National 25.7.2016 05:00 am

Midvaal protests are ‘sign of ANC desperation’

Police monitor the situation during the Sicelo informal settlement service delivery protests on July 21, 2016 in Meyerton, South Africa. Residents in the Midvaal municipality embarked on a service delivery protest, burning tires and barricading the road. Picture: Gallo Images

Police monitor the situation during the Sicelo informal settlement service delivery protests on July 21, 2016 in Meyerton, South Africa. Residents in the Midvaal municipality embarked on a service delivery protest, burning tires and barricading the road. Picture: Gallo Images

The DA-run municipality’s mayor claims his life was threatened in what he describes as ‘a few people holding the council to ransom’.

The ongoing violent protests that have gripped Midvaal are a clear indication of a political battle for control of the local municipality, according to a political analyst.

Professor Andre Duvenhage said that what started off as a labour dispute between the municipality and the SA Municipal Workers’ Union (Samwu) recently has now seen Sicelo informal settlement residents protesting violently about service delivery.

It would be wrong to think the violent protests were sparked only by lack of service delivery and labour issues, as there was more at stake ahead of the local government elections, Duvenhage said yesterday.

“Violence has become a bigger part of this year’s elections and it is clear the DA is in a much stronger position, something that has got the ANC very concerned.

“It also seems as if some people are now resorting to violence because they feel there might be a possibility of them losing their positions. This is very worrying,” Duvenhage said.

He said the ANC was in a very difficult position ahead of the elections and would do whatever it took to ensure it did not lose at the polls.

“The violence we are seeing is likely to pick up even after election day, particularly if the ANC loses some of the big municipalities,” Duvenhage said.

The Midvaal area remained tense at the weekend, following a week of violent protests. On Friday last week, a police Nyala, ferrying Gauteng MEC for community safety Sizakele Malobane-Nkosi and other officials, was petrol-bombed. A journalist was also injured and her camera damaged by protesters.

Incumbent Midvaal mayor Bongani Baloyi’s life was allegedly threatened. Baloyi, who was expected to address the protesters on Saturday, did not want to divulge any further details.

“I have taken all the necessary steps to ensure my safety and that of my family, but I cannot reveal anything at this stage,” Baloyi said, asked when he planned to address residents.

Residents of Sicelo informal settlement barricade the R59 highway during service delivery protests on July 21, 2016 in Meyerton, South Africa. Sicelo informal settlements residents in the Midvaal municipality embarked on a service delivery protest, burning tires and barricading the road. Picture: Gallo Images

Residents of Sicelo informal settlement barricade the R59 highway during service delivery protests on July 21, 2016 in Meyerton, South Africa. Sicelo informal settlements residents in the Midvaal municipality embarked on a service delivery protest, burning tires and barricading the road. Picture: Gallo Images

He said a situation had been created to indicate the community wanted him to address them – and then a stray bullet would fly in his direction at the meeting.
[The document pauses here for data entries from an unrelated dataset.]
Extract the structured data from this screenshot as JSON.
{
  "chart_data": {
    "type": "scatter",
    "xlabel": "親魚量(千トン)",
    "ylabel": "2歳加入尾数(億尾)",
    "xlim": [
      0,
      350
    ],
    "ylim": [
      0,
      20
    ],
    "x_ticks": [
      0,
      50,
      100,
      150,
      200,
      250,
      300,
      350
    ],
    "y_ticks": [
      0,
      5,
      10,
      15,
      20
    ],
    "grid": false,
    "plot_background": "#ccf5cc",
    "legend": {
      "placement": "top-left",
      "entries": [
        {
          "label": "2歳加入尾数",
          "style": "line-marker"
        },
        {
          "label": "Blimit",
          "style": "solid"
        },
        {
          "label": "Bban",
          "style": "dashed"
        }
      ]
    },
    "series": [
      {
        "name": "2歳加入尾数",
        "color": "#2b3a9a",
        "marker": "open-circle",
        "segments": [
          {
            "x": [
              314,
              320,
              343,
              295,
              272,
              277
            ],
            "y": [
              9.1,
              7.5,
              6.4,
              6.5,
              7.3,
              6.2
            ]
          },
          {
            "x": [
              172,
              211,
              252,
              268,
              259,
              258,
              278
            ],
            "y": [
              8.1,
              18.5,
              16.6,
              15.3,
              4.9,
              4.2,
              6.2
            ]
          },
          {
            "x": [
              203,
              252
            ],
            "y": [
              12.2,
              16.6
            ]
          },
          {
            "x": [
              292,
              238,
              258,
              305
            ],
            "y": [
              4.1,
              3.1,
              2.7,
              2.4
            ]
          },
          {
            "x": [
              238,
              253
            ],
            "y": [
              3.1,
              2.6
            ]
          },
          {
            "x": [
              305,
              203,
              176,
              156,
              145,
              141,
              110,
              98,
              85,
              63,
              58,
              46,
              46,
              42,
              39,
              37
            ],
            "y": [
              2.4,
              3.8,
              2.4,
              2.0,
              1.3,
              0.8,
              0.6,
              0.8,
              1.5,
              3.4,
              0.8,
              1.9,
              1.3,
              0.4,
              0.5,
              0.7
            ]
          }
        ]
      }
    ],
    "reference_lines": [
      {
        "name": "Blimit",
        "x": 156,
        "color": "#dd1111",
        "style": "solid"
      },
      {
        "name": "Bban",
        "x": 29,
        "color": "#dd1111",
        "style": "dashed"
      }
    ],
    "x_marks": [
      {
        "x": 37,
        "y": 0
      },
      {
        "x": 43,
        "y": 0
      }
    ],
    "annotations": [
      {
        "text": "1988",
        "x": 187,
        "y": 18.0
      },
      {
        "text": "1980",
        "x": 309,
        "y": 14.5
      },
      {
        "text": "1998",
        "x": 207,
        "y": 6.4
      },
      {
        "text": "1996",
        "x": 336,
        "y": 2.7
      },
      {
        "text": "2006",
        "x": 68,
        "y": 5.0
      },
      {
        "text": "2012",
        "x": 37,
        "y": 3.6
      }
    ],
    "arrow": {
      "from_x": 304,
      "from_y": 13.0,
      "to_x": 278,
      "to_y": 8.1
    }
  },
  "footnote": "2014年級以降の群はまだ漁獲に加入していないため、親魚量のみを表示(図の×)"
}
DA Gauteng provincial leader John Moodey said that as long as the situation remained volatile, Baloyi would not go and address the residents.

“The mayor really wanted to go on Saturday, but on assessing the situation, he decided otherwise.

“It is not everyone who is involved in this violence. It’s only a few people who want to hold the council and the Midvaal communities to ransom,” Moodey said.

The SA Local Government Association was to convene a meeting with Samwu and the Midvaal leadership today.